For My Next Trick, I Will Need. A Volunteer
I am deeply depressed. I am not returning calls, not doing the greatest. My kids don't know, I don't think. My therapist has no idea. I don't think grief adequately describes the place where I am. I have lost interest in absolutely everything. I only move when forced. Yesterday was Abby's family birthday celebration, so I got my shit together and made sure it was everything she would hope it would be. I hung streamers, prepared lunch, had family around. It was fine. As soon as everyone left, I shut back down, too tired to even think right, so tired I went to sleep at a decent hour. Oh, yeah, I haven't been sleeping. I am not doing well.
Please know, if you are calling or texting and I haven't responded, I have seen them, I am just curled up inside myself right now, and am trying hard to climb back out.
By the way, I am not anywhere close to a place where I may be contemplating suicide. I have kids, I would NEVER leave them willingly. At least that.
I gained weight from all the comfort food that was around the last several months, and given my lack of movement, its only gotten worse. I have a full gym in the garage, and no drive to get out there. I have little motivation.

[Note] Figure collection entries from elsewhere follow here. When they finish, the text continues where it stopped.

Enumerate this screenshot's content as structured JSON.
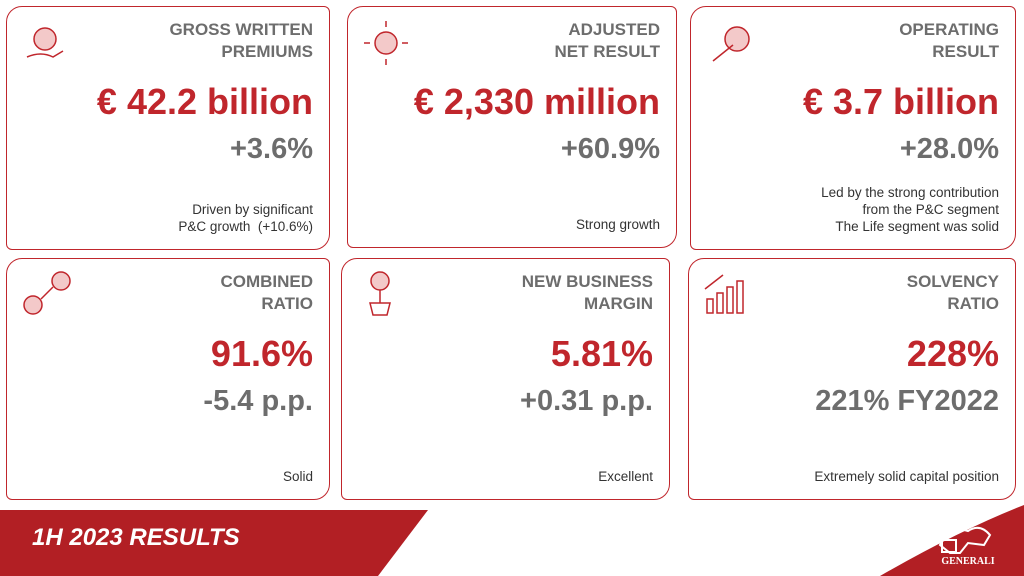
{
  "cards": [
    {
      "title": [
        "GROSS WRITTEN",
        "PREMIUMS"
      ],
      "value": "€ 42.2 billion",
      "change": "+3.6%",
      "note": [
        "Driven by significant",
        "P&C growth  (+10.6%)"
      ]
    },
    {
      "title": [
        "ADJUSTED",
        "NET RESULT"
      ],
      "value": "€ 2,330 million",
      "change": "+60.9%",
      "note": [
        "Strong growth"
      ]
    },
    {
      "title": [
        "OPERATING",
        "RESULT"
      ],
      "value": "€ 3.7 billion",
      "change": "+28.0%",
      "note": [
        "Led by the strong contribution",
        "from the P&C segment",
        "The Life segment was solid"
      ]
    },
    {
      "title": [
        "COMBINED",
        "RATIO"
      ],
      "value": "91.6%",
      "change": "-5.4 p.p.",
      "note": [
        "Solid"
      ]
    },
    {
      "title": [
        "NEW BUSINESS",
        "MARGIN"
      ],
      "value": "5.81%",
      "change": "+0.31 p.p.",
      "note": [
        "Excellent"
      ]
    },
    {
      "title": [
        "SOLVENCY",
        "RATIO"
      ],
      "value": "228%",
      "change": "221% FY2022",
      "note": [
        "Extremely solid capital position"
      ]
    }
  ],
  "footer": {
    "title": "1H 2023 RESULTS",
    "logo": "GENERALI"
  }
}
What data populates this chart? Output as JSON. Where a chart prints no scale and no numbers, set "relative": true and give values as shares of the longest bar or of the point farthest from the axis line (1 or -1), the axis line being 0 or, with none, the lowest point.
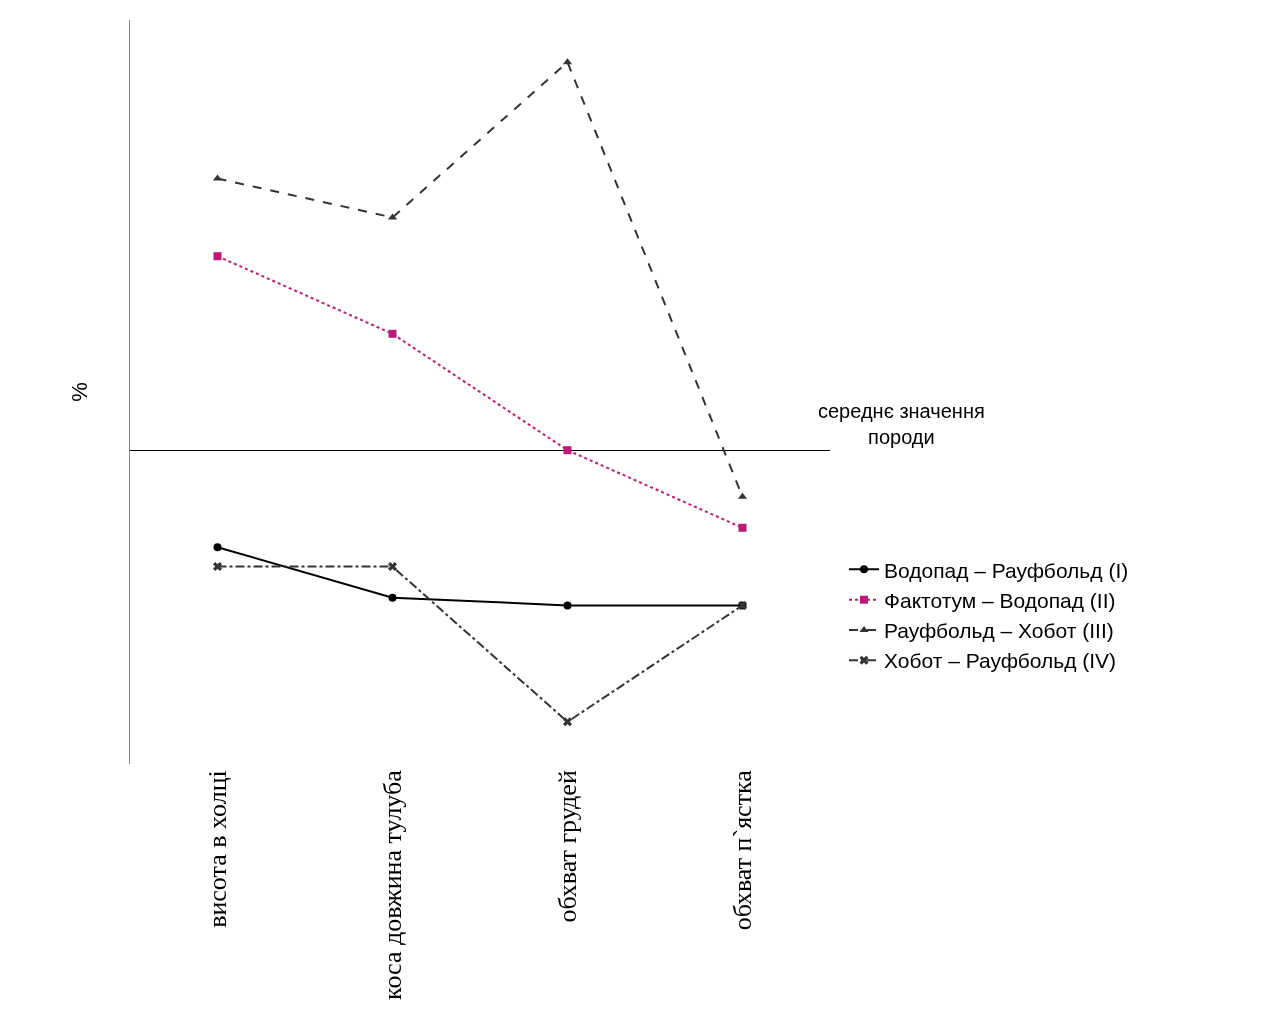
{
  "chart_data": {
    "type": "line",
    "relative": true,
    "ylabel": "%",
    "categories": [
      "висота в холці",
      "коса довжина тулуба",
      "обхват грудей",
      "обхват п`ястка"
    ],
    "series": [
      {
        "name": "Водопад – Рауфбольд (I)",
        "color": "#000000",
        "values": [
          -0.25,
          -0.38,
          -0.4,
          -0.4
        ],
        "marker": "circle",
        "line_style": "solid"
      },
      {
        "name": "Фактотум – Водопад (II)",
        "color": "#c0187a",
        "values": [
          0.5,
          0.3,
          0,
          -0.2
        ],
        "marker": "square",
        "line_style": "dotted"
      },
      {
        "name": "Рауфбольд – Хобот (III)",
        "color": "#333333",
        "values": [
          0.7,
          0.6,
          1,
          -0.12
        ],
        "marker": "triangle",
        "line_style": "dashed"
      },
      {
        "name": "Хобот – Рауфбольд (IV)",
        "color": "#333333",
        "values": [
          -0.3,
          -0.3,
          -0.7,
          -0.4
        ],
        "marker": "cross",
        "line_style": "dashdot"
      }
    ],
    "annotations": [
      "середнє значення\nпороди"
    ],
    "legend": "right",
    "grid": false
  }
}
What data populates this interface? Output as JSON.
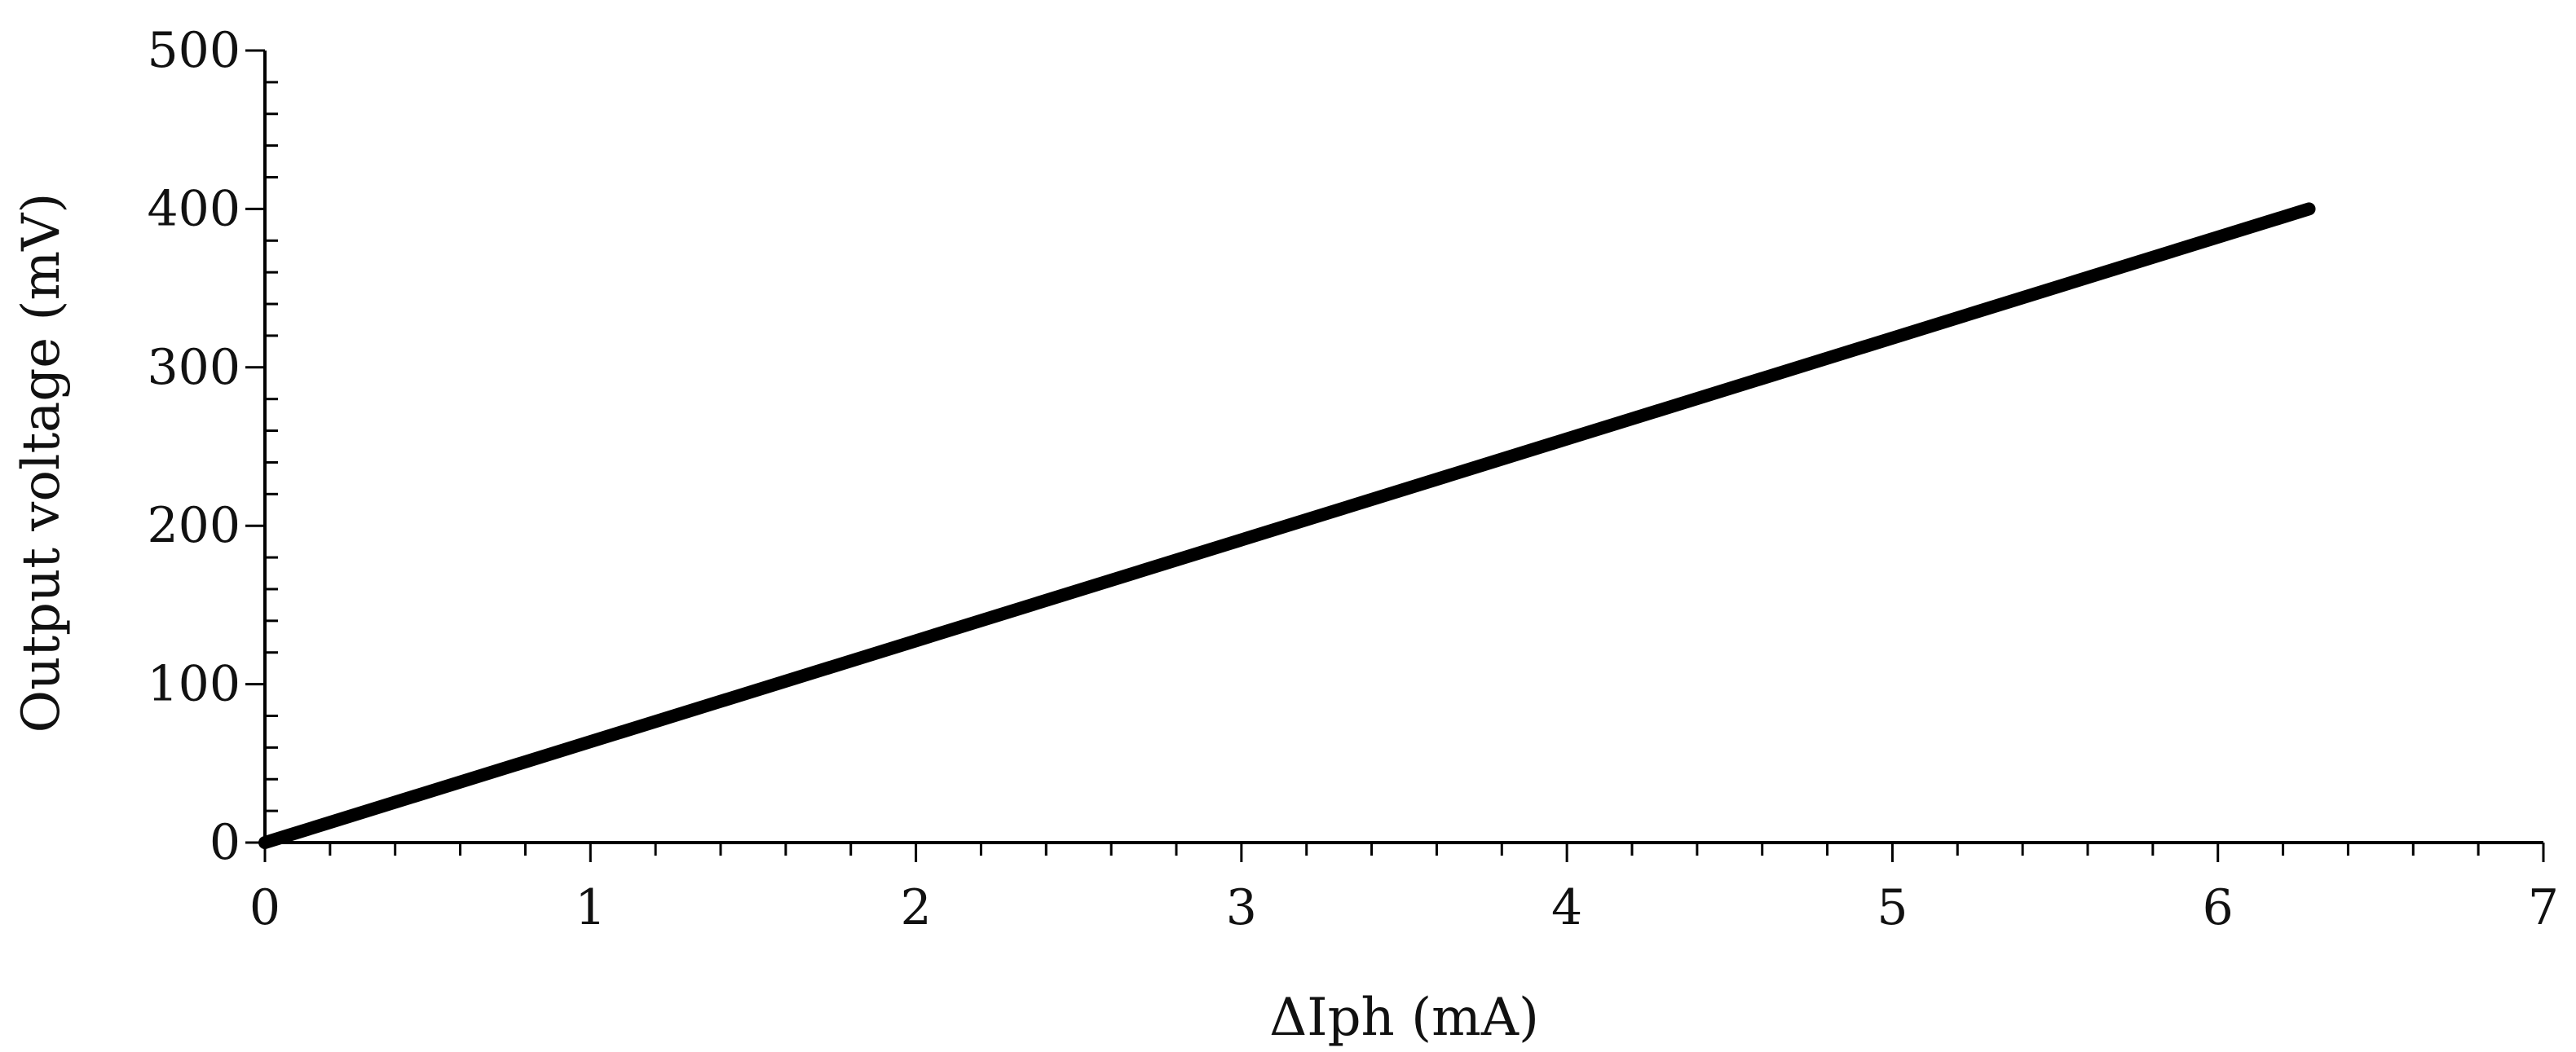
{
  "chart_data": {
    "type": "line",
    "title": "",
    "xlabel": "ΔIph (mA)",
    "ylabel": "Output voltage (mV)",
    "xlim": [
      0,
      7
    ],
    "ylim": [
      0,
      500
    ],
    "x_ticks": [
      0,
      1,
      2,
      3,
      4,
      5,
      6,
      7
    ],
    "y_ticks": [
      0,
      100,
      200,
      300,
      400,
      500
    ],
    "x_tick_labels": [
      "0",
      "1",
      "2",
      "3",
      "4",
      "5",
      "6",
      "7"
    ],
    "y_tick_labels": [
      "0",
      "100",
      "200",
      "300",
      "400",
      "500"
    ],
    "x_minor_step": 0.2,
    "y_minor_step": 20,
    "grid": false,
    "legend": "none",
    "series": [
      {
        "x": [
          0,
          1,
          2,
          3,
          4,
          5,
          6,
          6.28
        ],
        "values": [
          0,
          63.7,
          127.4,
          191.1,
          254.8,
          318.5,
          382.2,
          400
        ],
        "color": "#000000"
      }
    ]
  }
}
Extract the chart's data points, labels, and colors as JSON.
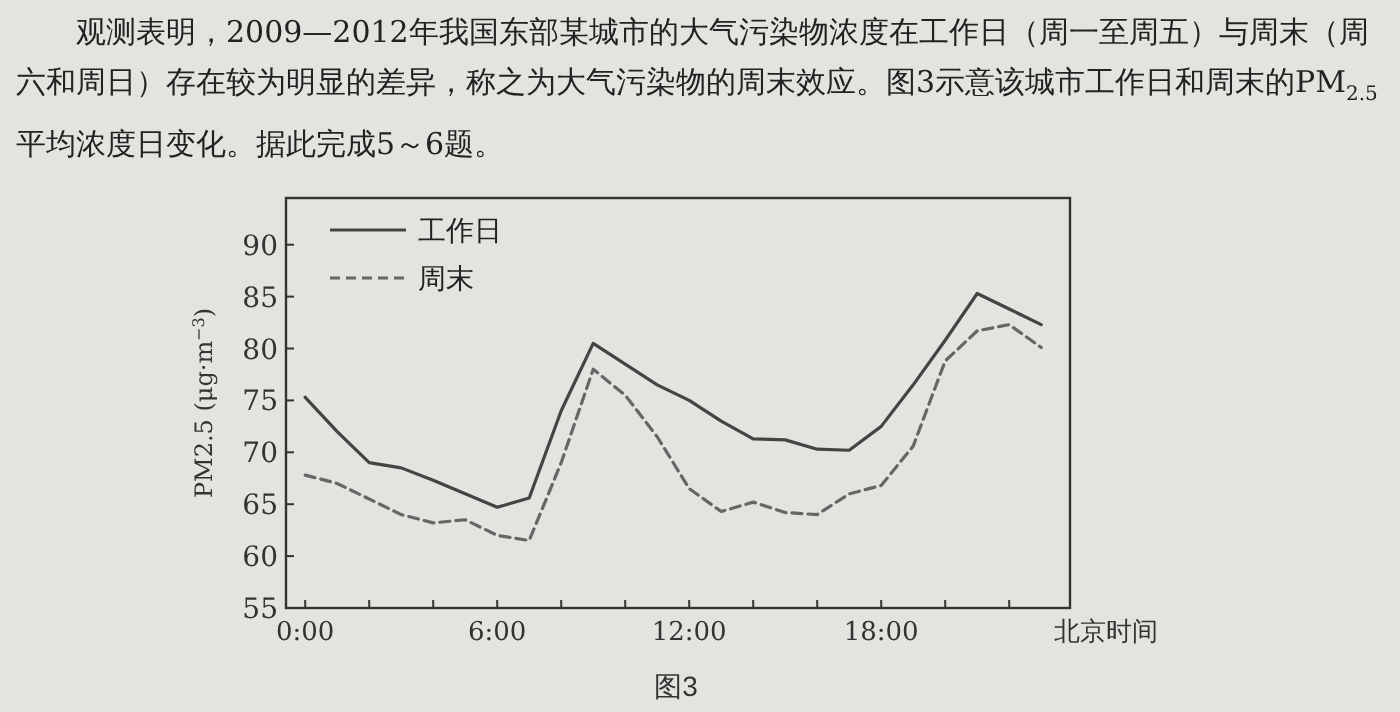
{
  "chart_data": {
    "type": "line",
    "title": "观测表明，2009—2012年我国东部某城市的大气污染物浓度在工作日（周一至周五）与周末（周六和周日）存在较为明显的差异，称之为大气污染物的周末效应。图3示意该城市工作日和周末的PM$_{2.5}$平均浓度日变化。据此完成5～6题。",
    "xlabel": "北京时间",
    "ylabel": "PM2.5 (μg·m$^{−3}$)",
    "annotations": [
      "图3"
    ],
    "x": [
      0,
      1,
      2,
      3,
      4,
      5,
      6,
      7,
      8,
      9,
      10,
      11,
      12,
      13,
      14,
      15,
      16,
      17,
      18,
      19,
      20,
      21,
      22,
      23
    ],
    "xlim": [
      -0.6,
      23.9
    ],
    "xticks": [
      {
        "value": 0,
        "label": "0:00"
      },
      {
        "value": 2,
        "label": null
      },
      {
        "value": 4,
        "label": null
      },
      {
        "value": 6,
        "label": "6:00"
      },
      {
        "value": 8,
        "label": null
      },
      {
        "value": 10,
        "label": null
      },
      {
        "value": 12,
        "label": "12:00"
      },
      {
        "value": 14,
        "label": null
      },
      {
        "value": 16,
        "label": null
      },
      {
        "value": 18,
        "label": "18:00"
      },
      {
        "value": 20,
        "label": null
      },
      {
        "value": 22,
        "label": null
      }
    ],
    "ylim": [
      55,
      94.5
    ],
    "yticks": [
      55,
      60,
      65,
      70,
      75,
      80,
      85,
      90
    ],
    "legend": "top left",
    "grid": false,
    "series": [
      {
        "name": "工作日",
        "color": "#444444",
        "line_style": "solid",
        "values": [
          75.3,
          72,
          69,
          68.5,
          67.3,
          66,
          64.7,
          65.6,
          74,
          80.5,
          78.5,
          76.5,
          75,
          73,
          71.3,
          71.2,
          70.3,
          70.2,
          72.5,
          76.5,
          80.8,
          85.3,
          83.8,
          82.3
        ]
      },
      {
        "name": "周末",
        "color": "#666666",
        "line_style": "dashed",
        "values": [
          67.8,
          67,
          65.5,
          64,
          63.2,
          63.5,
          62,
          61.5,
          69,
          78,
          75.5,
          71.5,
          66.5,
          64.3,
          65.2,
          64.2,
          64,
          66,
          66.8,
          70.6,
          78.8,
          81.7,
          82.3,
          80.1
        ]
      }
    ]
  }
}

Today, because Vital Check sucks so bad, and I keep getting an error message saying I haven't submitted the required documents to get a death certificate, which I have over and again, I have to get down to the office and pick them up in person. It is frustrating to say the least, and given my lack of motivation, less than a 50/50 proposition that I make it happen.
I haven't really written in this journal in so long that I can't remember without looking when it was. I just published an unfinished post, hanging out there like an unfinished Bob Ross painting.